Watch These Kids Talk About How Trump Has Made Their Lives Hell

“They’ve been calling me ‘terrorist’ at my school.”

Donald Trump has warned of Mexican rapists and drug dealers, called for a ban on Muslims entering the country, publicly mocked a New York Times reporter with a disability, and made lewd comments toward women. A new video from Hillary Clinton’s campaign suggests that America’s kids are watching—and that many are feeling the aftershocks every day at school.

Clinton first raised the idea of a so-called “Trump effect” in an August speech in Reno, Nevada. “Parents and teachers are already worrying about what they call the ‘Trump effect,'” Clinton told supporters. “They report that bullying and harassment are on the rise in our schools, especially targeting students of color, Muslims, and immigrants.” The term was popularized by the Southern Poverty Law Center, which in April released a survey of 2,000 K-12 teachers highlighting real concern about the effect the campaign’s hostile rhetoric has had inside America’s classrooms. More than half of respondents saw an uptick in uncivil political discourse, and more than one-third saw “an increase in anti-Muslim and anti-immigrant sentiment.” Of the 5,000 comments taken in the survey, more than 1,000 cited Trump specifically.

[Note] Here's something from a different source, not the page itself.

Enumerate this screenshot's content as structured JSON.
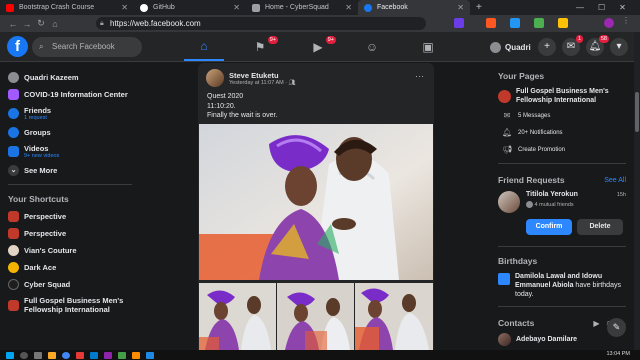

It’s difficult to know whether bullying and harassment are actually on the rise this year. The SPLC report was unscientific, and federal bullying data likely won’t be released for some time. (Data from the National Center for Education Statistics shows that school-based bullying declined between 2007 and 2013.) But teachers and experts alike worry about the influence this election will continue to have on children in the future.

“The aggressive name-calling and mocking we have seen on both sides of this campaign has a ripple effect on our society, affecting both adults and children who learn by example how you achieve power and status by belittling your opponent,” Dewey Cornell, a forensic clinical psychologist and education professor at the University of Virginia, wrote in an email. “I expect the effects are not just in the classroom, but in the workplace and in homes across the country.”